In my current workflow, I am generating a Random Sample using the Random% Sample Tool with a Deterministic Output. I plan to place a RecordID tool immediately after the Input Data tool. My goal is to sort the data by Record ID before generating the Random Sample to ensure that the order of the data before the Sample Tool is consistent each time. Previously, the workflow didn’t sort the data, which led to varying sample outputs depending on which team member processed the workflow. By adding a Sort tool based on Record ID before sampling, I hope to achieve consistent results. However, if the order of the input data is not guaranteed, the Record ID may not serve its intended purpose.
Thank you for your insights!
Hi Bailey,
Unfortunately i do not know about AMP and the input tool. I only know there are issues with e.g.
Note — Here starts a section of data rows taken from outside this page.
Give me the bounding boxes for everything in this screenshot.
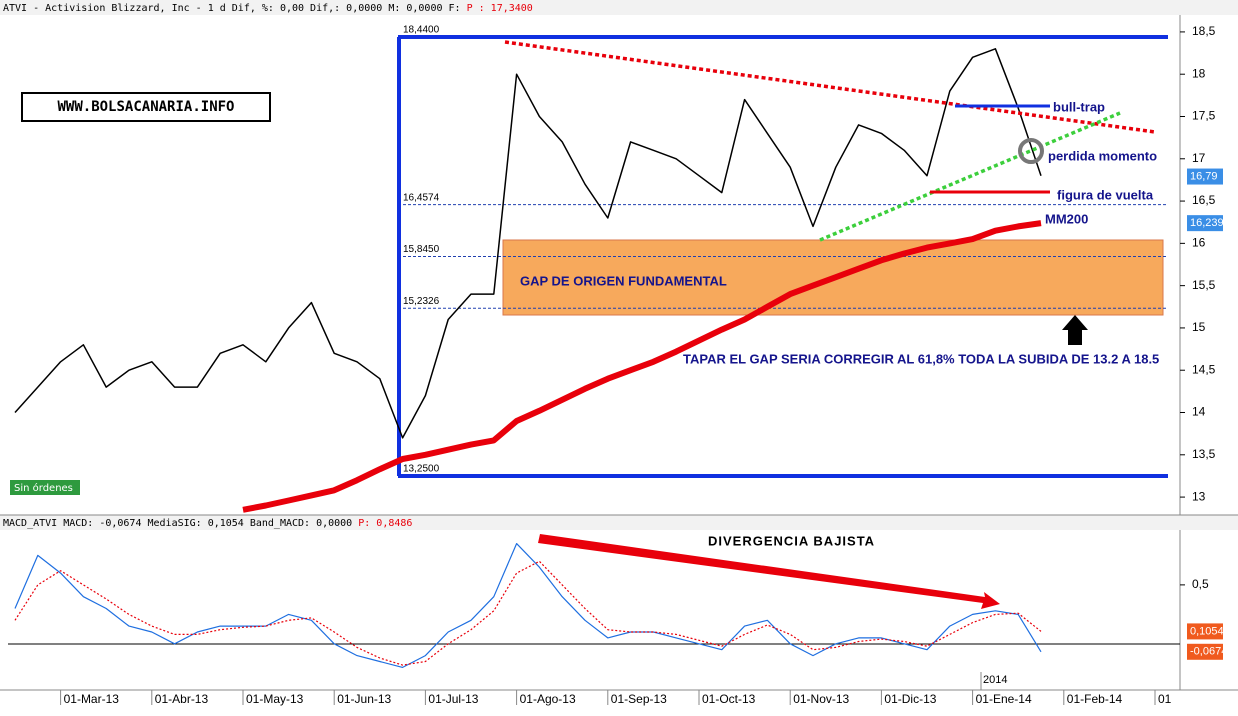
x-tick-label: 01-Oct-13 [702, 692, 756, 706]
price-tag-label: -0,0674 [1190, 646, 1227, 658]
macd-header-title: MACD_ATVI MACD: -0,0674 MediaSIG: 0,1054… [3, 518, 352, 529]
level-label: 15,8450 [403, 244, 440, 255]
price-tag: -0,0674 [1187, 643, 1227, 660]
y-tick-label: 14 [1192, 405, 1206, 419]
level-label: 18,4400 [403, 25, 440, 36]
price-tag-box [1187, 643, 1223, 660]
y-tick-label: 17,5 [1192, 109, 1216, 123]
header-bar [0, 0, 1238, 15]
price-tag: 16,79 [1187, 168, 1223, 185]
price-tag: 0,1054 [1187, 623, 1224, 640]
price-tag-label: 16,79 [1190, 170, 1218, 182]
x-tick-label: 01-Dic-13 [884, 692, 936, 706]
y-tick-label: 17 [1192, 151, 1206, 165]
x-tick-label: 01-Sep-13 [611, 692, 667, 706]
y-tick-label: 16 [1192, 236, 1206, 250]
annotation: perdida momento [1048, 148, 1157, 163]
y-tick-label: 13 [1192, 489, 1206, 503]
level-label: 15,2326 [403, 296, 440, 307]
series-line [14, 543, 1042, 668]
orders-box [10, 480, 80, 495]
series-line [242, 220, 1042, 513]
header-price: P : 17,3400 [467, 3, 533, 14]
year-label: 2014 [983, 674, 1007, 686]
x-tick-label: 01-Jun-13 [337, 692, 391, 706]
annotation: TAPAR EL GAP SERIA CORREGIR AL 61,8% TOD… [683, 351, 1159, 366]
macd-header-bar [0, 515, 1238, 530]
price-tag-box [1187, 168, 1223, 185]
header-title: ATVI - Activision Blizzard, Inc - 1 d Di… [3, 3, 461, 14]
annotation: DIVERGENCIA BAJISTA [708, 533, 875, 548]
macd-header: MACD_ATVI MACD: -0,0674 MediaSIG: 0,1054… [3, 518, 412, 529]
annotation: MM200 [1045, 211, 1088, 226]
y-tick-label: 18 [1192, 66, 1206, 80]
header: ATVI - Activision Blizzard, Inc - 1 d Di… [3, 3, 533, 14]
macd-header-price: P: 0,8486 [358, 518, 412, 529]
y-tick-label: 14,5 [1192, 362, 1216, 376]
trend-line-down [504, 40, 1156, 134]
x-tick-label: 01-Nov-13 [793, 692, 849, 706]
x-tick-label: 01-May-13 [246, 692, 304, 706]
price-tag-box [1187, 623, 1223, 640]
series-line [14, 48, 1042, 439]
series-line [14, 560, 1042, 666]
x-tick-label: 01 [1158, 692, 1172, 706]
annotation: bull-trap [1053, 99, 1105, 114]
site-label: WWW.BOLSACANARIA.INFO [57, 99, 234, 115]
price-tag-label: 16,239 [1190, 217, 1224, 229]
divergence-arrow [538, 534, 1000, 609]
x-tick-label: 01-Ene-14 [976, 692, 1032, 706]
up-arrow [1062, 315, 1088, 345]
price-tag-label: 0,1054 [1190, 625, 1224, 637]
x-tick-label: 01-Feb-14 [1067, 692, 1123, 706]
price-tag-box [1187, 215, 1223, 232]
y-tick-label: 13,5 [1192, 447, 1216, 461]
y-tick-label: 15,5 [1192, 278, 1216, 292]
x-tick-label: 01-Ago-13 [520, 692, 576, 706]
level-label: 16,4574 [403, 192, 440, 203]
site-box [21, 92, 271, 122]
y-tick-label: 0,5 [1192, 577, 1209, 591]
x-tick-label: 01-Mar-13 [64, 692, 120, 706]
annotation: figura de vuelta [1057, 187, 1154, 202]
y-tick-label: 16,5 [1192, 193, 1216, 207]
orders-label: Sin órdenes [14, 482, 73, 494]
y-tick-label: 15 [1192, 320, 1206, 334]
x-tick-label: 01-Abr-13 [155, 692, 209, 706]
trend-line-up [819, 111, 1121, 242]
level-label: 13,2500 [403, 464, 440, 475]
y-tick-label: 18,5 [1192, 24, 1216, 38]
price-tag: 16,239 [1187, 215, 1224, 232]
momentum-circle [1018, 138, 1044, 164]
annotation: GAP DE ORIGEN FUNDAMENTAL [520, 273, 727, 288]
x-tick-label: 01-Jul-13 [428, 692, 478, 706]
CSV files when using AMP.
To address your issue:
Would you not just sort the data before adding the recordID? Then you would overcome the issue of wether the data is in the same order from the input tool :)
@BaileyCallander
I am also not the expert on AMP engine but tried to check with the help.
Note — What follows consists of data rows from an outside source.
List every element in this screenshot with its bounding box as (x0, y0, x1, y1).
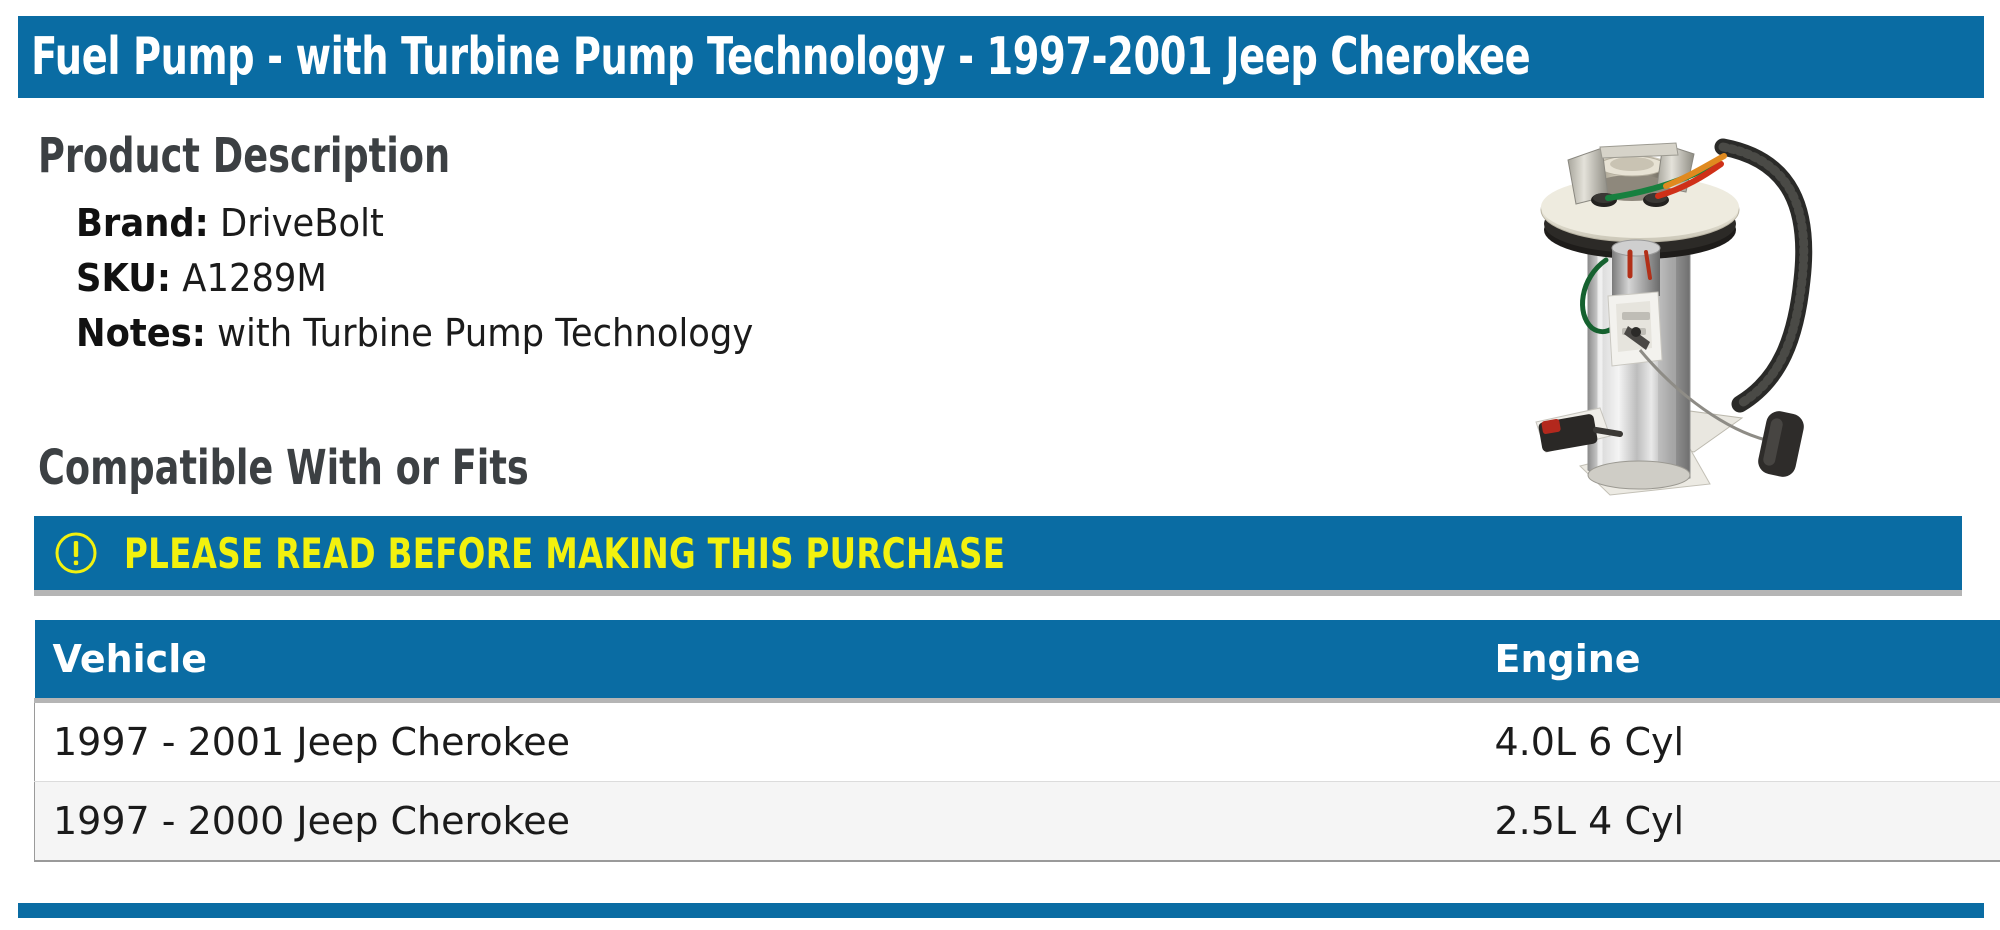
column-header-engine: Engine (1452, 620, 2000, 703)
product-photo (1480, 100, 1880, 500)
purchase-warning-banner: PLEASE READ BEFORE MAKING THIS PURCHASE (34, 516, 1962, 596)
cell-engine: 2.5L 4 Cyl (1452, 781, 2000, 862)
product-spec-list: Brand: DriveBolt SKU: A1289M Notes: with… (76, 196, 1376, 361)
compatibility-heading: Compatible With or Fits (38, 440, 529, 496)
cell-vehicle: 1997 - 2000 Jeep Cherokee (34, 781, 1453, 862)
product-description-heading: Product Description (38, 128, 451, 184)
table-row: 1997 - 2001 Jeep Cherokee 4.0L 6 Cyl (34, 700, 2000, 782)
column-header-vehicle: Vehicle (34, 620, 1453, 703)
spec-label-brand: Brand: (76, 201, 209, 245)
spec-value-sku: A1289M (182, 256, 327, 300)
purchase-warning-text: PLEASE READ BEFORE MAKING THIS PURCHASE (124, 528, 1006, 578)
fitment-table-header-row: Vehicle Engine (34, 620, 2000, 703)
spec-label-sku: SKU: (76, 256, 172, 300)
table-row: 1997 - 2000 Jeep Cherokee 2.5L 4 Cyl (34, 781, 2000, 862)
page-title: Fuel Pump - with Turbine Pump Technology… (31, 27, 1531, 87)
fitment-table-body: 1997 - 2001 Jeep Cherokee 4.0L 6 Cyl 199… (34, 700, 2000, 862)
cell-vehicle: 1997 - 2001 Jeep Cherokee (34, 700, 1453, 782)
spec-value-notes: with Turbine Pump Technology (217, 311, 754, 355)
fitment-table-head: Vehicle Engine (34, 620, 2000, 703)
spec-row-brand: Brand: DriveBolt (76, 196, 1285, 251)
page-title-banner: Fuel Pump - with Turbine Pump Technology… (18, 16, 1984, 98)
cell-engine: 4.0L 6 Cyl (1452, 700, 2000, 782)
spec-row-sku: SKU: A1289M (76, 251, 1285, 306)
spec-label-notes: Notes: (76, 311, 206, 355)
exclamation-circle-icon (55, 532, 97, 574)
spec-row-notes: Notes: with Turbine Pump Technology (76, 306, 1285, 361)
spec-value-brand: DriveBolt (220, 201, 384, 245)
footer-accent-bar (18, 903, 1984, 918)
fuel-pump-module-illustration (1480, 100, 1880, 500)
fitment-table: Vehicle Engine 1997 - 2001 Jeep Cherokee… (34, 620, 2000, 862)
With the AMP Engine architecture below, there is a chance that the Input data is disordered when read in. but I can not be sure.
Hi @Mathias_Nielsen ,
Thank you for your response. From a workflow perspective, that approach would definitely work. However, we've received feedback from our quality group indicating that sorting on a specific field could introduce sample bias.
My other idea is to split it into two workflows: first, I would load the data, add a RecordID, and run that workflow without using the AMP engine. Then, I would use the output from that workflow as input for the main workflow, which would utilize AMP. While this isn't ideal having 2 workflows, it will likely be faster than not using the AMP engine at all and reduces the risk of generating a different sample until I can confirm with Alteryx if it truly does differ.
I appreciate the response. I agree it seems like there is a definite chance that it could be disordered but I haven't been able to confirm myself also.